Seit Dienstag Gewissheit über Attacke

Facebook macht keine Angaben dazu, wann genau die Hacker die Token gestohlen und damit Zugriff auf die Nutzer-Profile gehabt haben könnten. Facebook habe zunächst ungewöhnlich hohe Aktivität bei einer Schnittstelle am 16. September entdeckt. Am Dienstagabend dieser Woche sei man dann sicher gewesen, dass eine Attacke laufe und habe die Sicherheitslücke bis Donnerstag gefunden und geschlossen. Neben dem FBI seien gemäß der EU-Datenschutzverordnung (DSGVO) auch Behörden in Irland eingeschaltet worden. Die DSGVO sieht bei Verstößen gegen den Datenschutz Strafen von bis zu vier Prozent des Jahresumsatzes vor.

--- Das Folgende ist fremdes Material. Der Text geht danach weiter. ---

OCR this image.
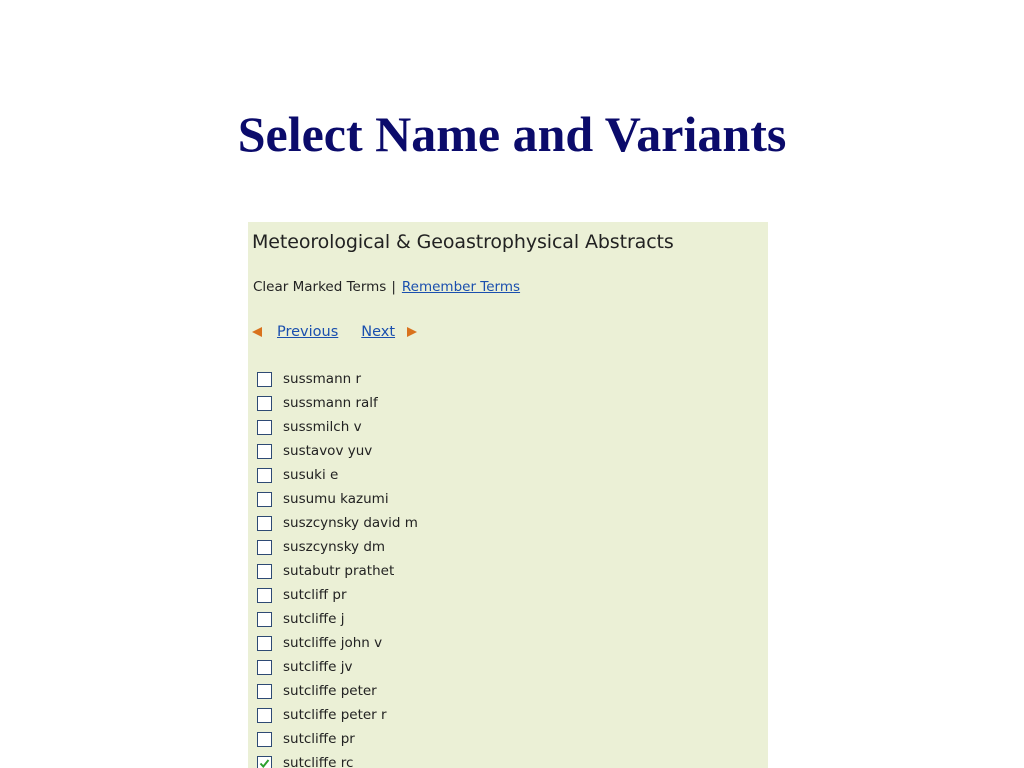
Select Name and Variants
Meteorological & Geoastrophysical Abstracts
Clear Marked Terms | Remember Terms
Previous Next
sussmann r
sussmann ralf
sussmilch v
sustavov yuv
susuki e
susumu kazumi
suszcynsky david m
suszcynsky dm
sutabutr prathet
sutcliff pr
sutcliffe j
sutcliffe john v
sutcliffe jv
sutcliffe peter
sutcliffe peter r
sutcliffe pr
sutcliffe rc
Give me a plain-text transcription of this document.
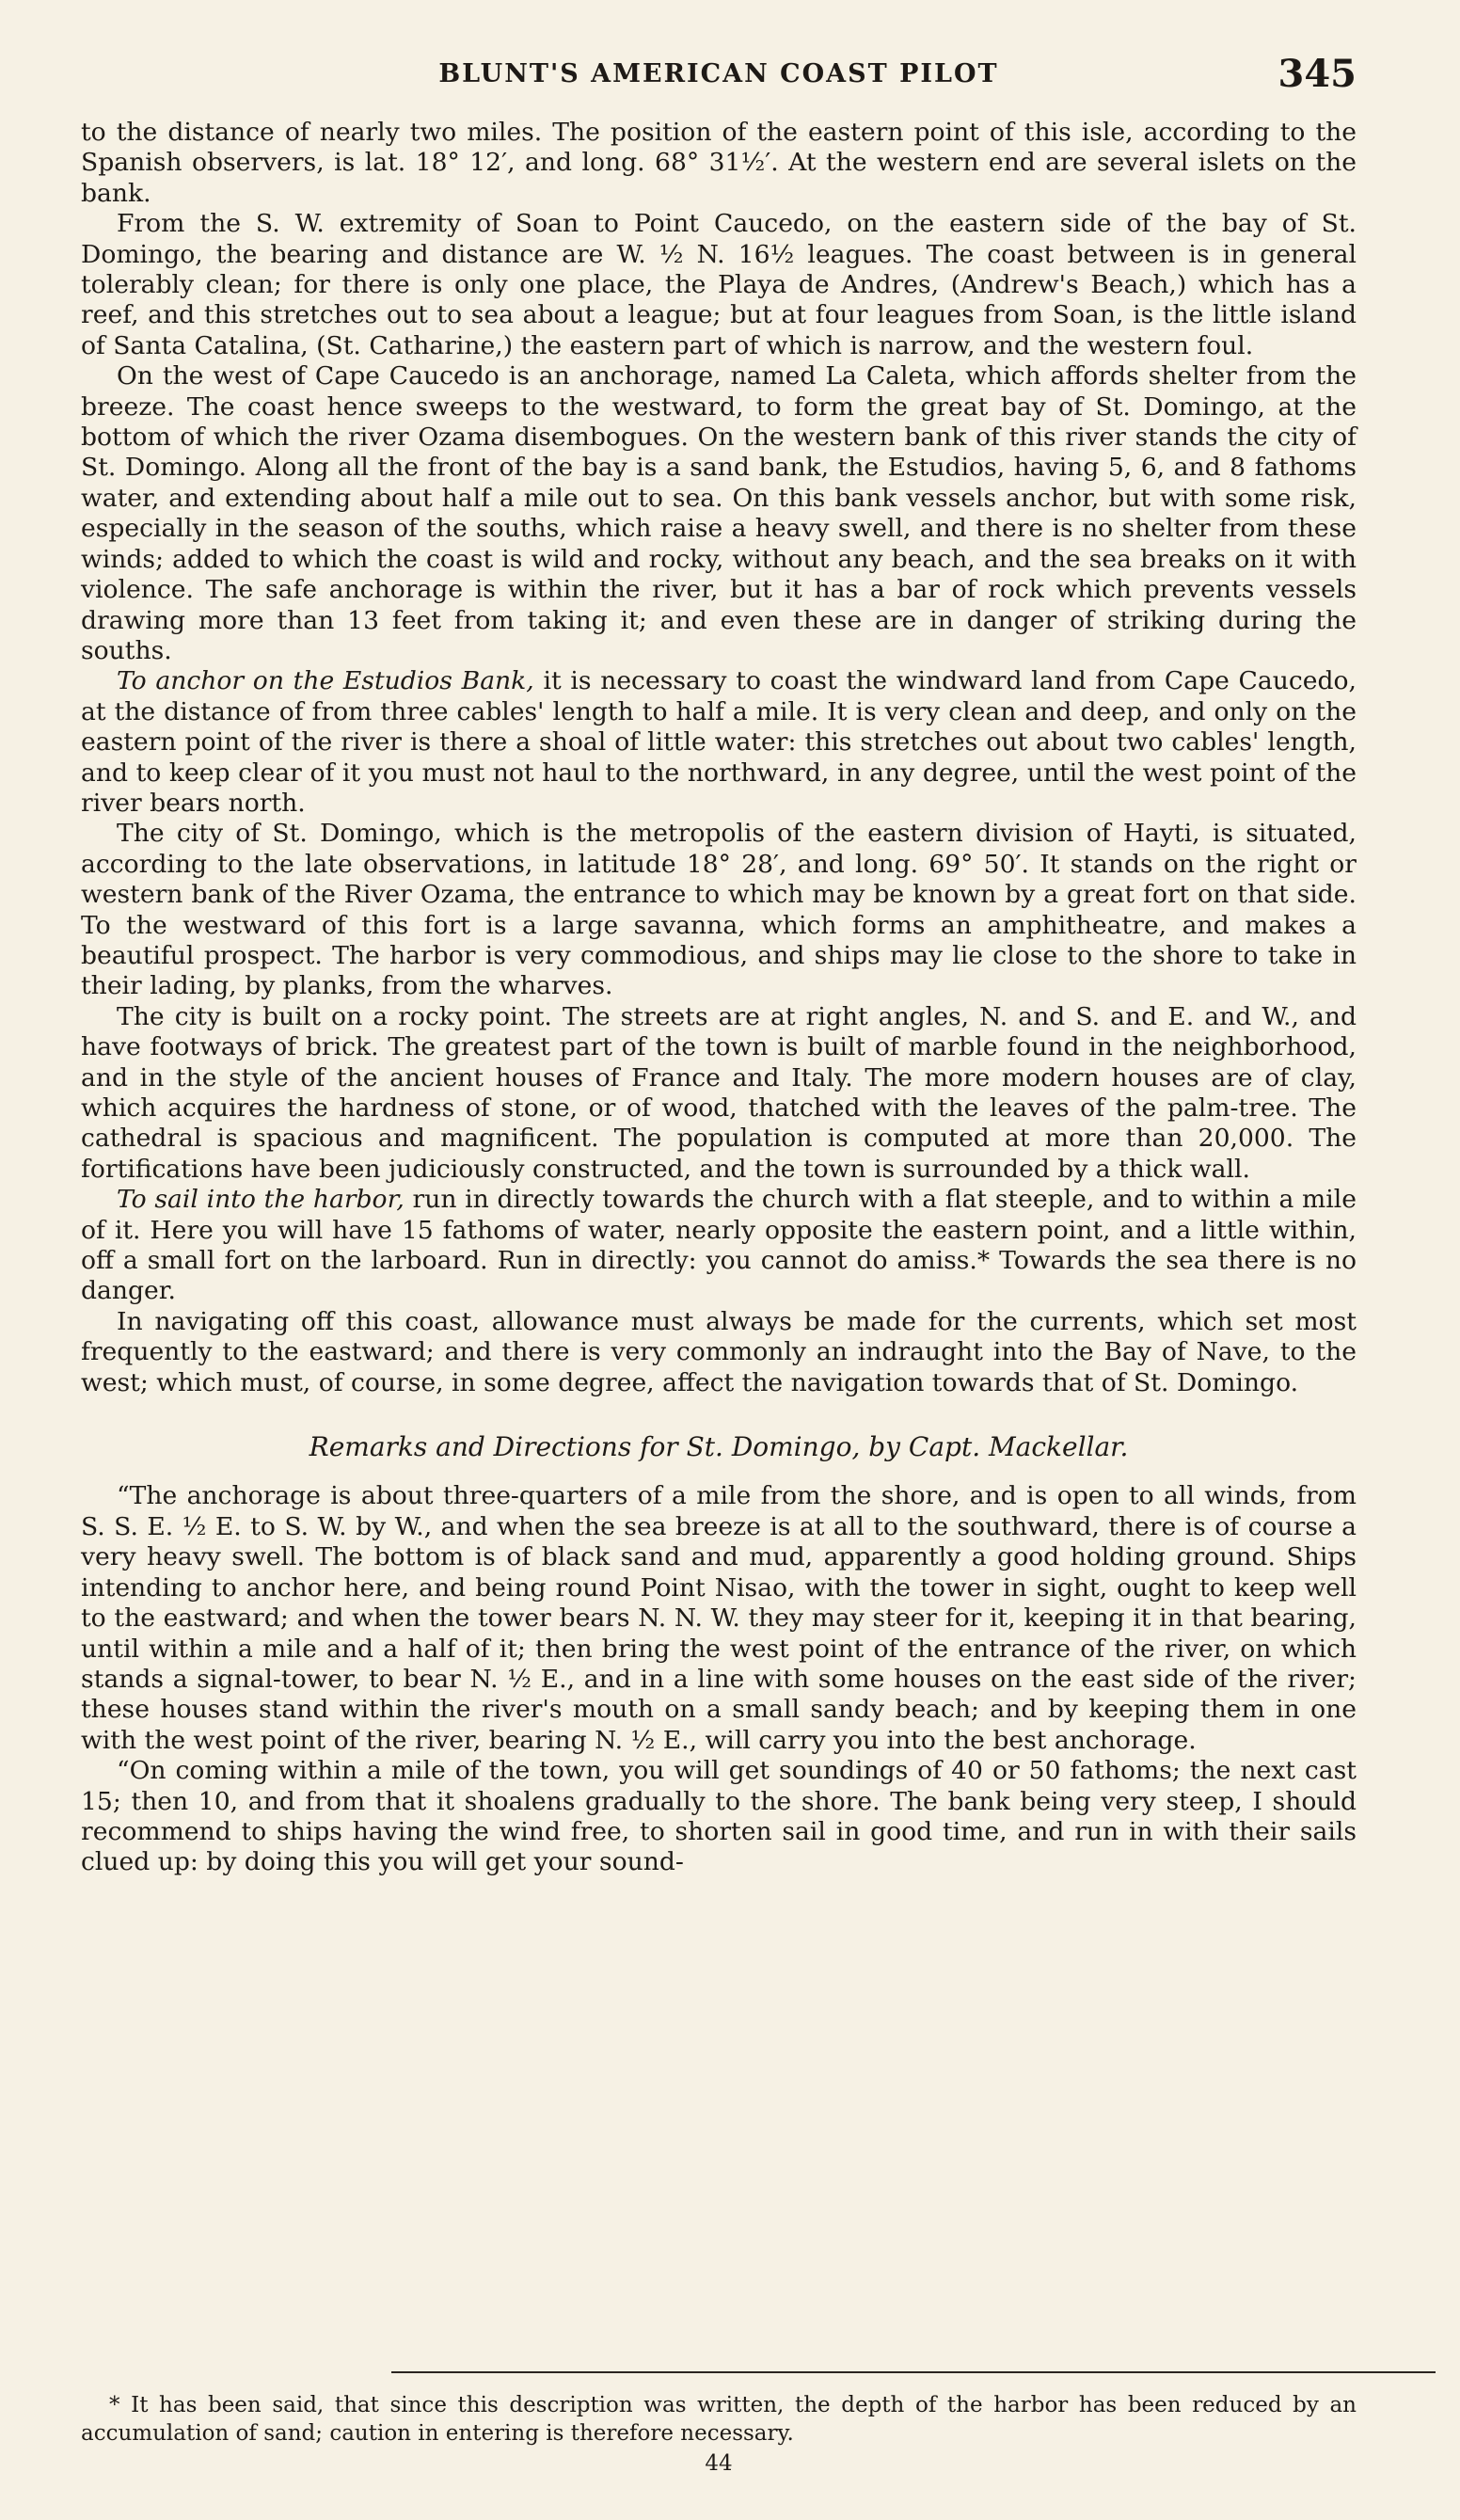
BLUNT'S AMERICAN COAST PILOT	345

to the distance of nearly two miles. The position of the eastern point of this isle, according to the Spanish observers, is lat. 18° 12′, and long. 68° 31½′. At the western end are several islets on the bank.

From the S. W. extremity of Soan to Point Caucedo, on the eastern side of the bay of St. Domingo, the bearing and distance are W. ½ N. 16½ leagues. The coast between is in general tolerably clean; for there is only one place, the Playa de Andres, (Andrew's Beach,) which has a reef, and this stretches out to sea about a league; but at four leagues from Soan, is the little island of Santa Catalina, (St. Catharine,) the eastern part of which is narrow, and the western foul.

On the west of Cape Caucedo is an anchorage, named La Caleta, which affords shelter from the breeze. The coast hence sweeps to the westward, to form the great bay of St. Domingo, at the bottom of which the river Ozama disembogues. On the western bank of this river stands the city of St. Domingo. Along all the front of the bay is a sand bank, the Estudios, having 5, 6, and 8 fathoms water, and extending about half a mile out to sea. On this bank vessels anchor, but with some risk, especially in the season of the souths, which raise a heavy swell, and there is no shelter from these winds; added to which the coast is wild and rocky, without any beach, and the sea breaks on it with violence. The safe anchorage is within the river, but it has a bar of rock which prevents vessels drawing more than 13 feet from taking it; and even these are in danger of striking during the souths.

To anchor on the Estudios Bank, it is necessary to coast the windward land from Cape Caucedo, at the distance of from three cables' length to half a mile. It is very clean and deep, and only on the eastern point of the river is there a shoal of little water: this stretches out about two cables' length, and to keep clear of it you must not haul to the northward, in any degree, until the west point of the river bears north.

The city of St. Domingo, which is the metropolis of the eastern division of Hayti, is situated, according to the late observations, in latitude 18° 28′, and long. 69° 50′. It stands on the right or western bank of the River Ozama, the entrance to which may be known by a great fort on that side. To the westward of this fort is a large savanna, which forms an amphitheatre, and makes a beautiful prospect. The harbor is very commodious, and ships may lie close to the shore to take in their lading, by planks, from the wharves.

The city is built on a rocky point. The streets are at right angles, N. and S. and E. and W., and have footways of brick. The greatest part of the town is built of marble found in the neighborhood, and in the style of the ancient houses of France and Italy. The more modern houses are of clay, which acquires the hardness of stone, or of wood, thatched with the leaves of the palm-tree. The cathedral is spacious and magnificent. The population is computed at more than 20,000. The fortifications have been judiciously constructed, and the town is surrounded by a thick wall.

To sail into the harbor, run in directly towards the church with a flat steeple, and to within a mile of it. Here you will have 15 fathoms of water, nearly opposite the eastern point, and a little within, off a small fort on the larboard. Run in directly: you cannot do amiss.* Towards the sea there is no danger.

In navigating off this coast, allowance must always be made for the currents, which set most frequently to the eastward; and there is very commonly an indraught into the Bay of Nave, to the west; which must, of course, in some degree, affect the navigation towards that of St. Domingo.

Remarks and Directions for St. Domingo, by Capt. Mackellar.

“The anchorage is about three-quarters of a mile from the shore, and is open to all winds, from S. S. E. ½ E. to S. W. by W., and when the sea breeze is at all to the southward, there is of course a very heavy swell. The bottom is of black sand and mud, apparently a good holding ground. Ships intending to anchor here, and being round Point Nisao, with the tower in sight, ought to keep well to the eastward; and when the tower bears N. N. W. they may steer for it, keeping it in that bearing, until within a mile and a half of it; then bring the west point of the entrance of the river, on which stands a signal-tower, to bear N. ½ E., and in a line with some houses on the east side of the river; these houses stand within the river's mouth on a small sandy beach; and by keeping them in one with the west point of the river, bearing N. ½ E., will carry you into the best anchorage.

“On coming within a mile of the town, you will get soundings of 40 or 50 fathoms; the next cast 15; then 10, and from that it shoalens gradually to the shore. The bank being very steep, I should recommend to ships having the wind free, to shorten sail in good time, and run in with their sails clued up: by doing this you will get your sound-

* It has been said, that since this description was written, the depth of the harbor has been reduced by an accumulation of sand; caution in entering is therefore necessary.
44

Die Facebook-Mitteilung brachte neue Aufmerksamkeit für die Ankündigung eines Hackers aus Taiwan von Mitte der Woche, am Sonntag in einem Livestream das Facebook-Profil von Mark Zuckerberg zu löschen. Am Freitag sagte er die Übertragung dann ab und erklärte, er habe stattdessen Facebook kontaktiert.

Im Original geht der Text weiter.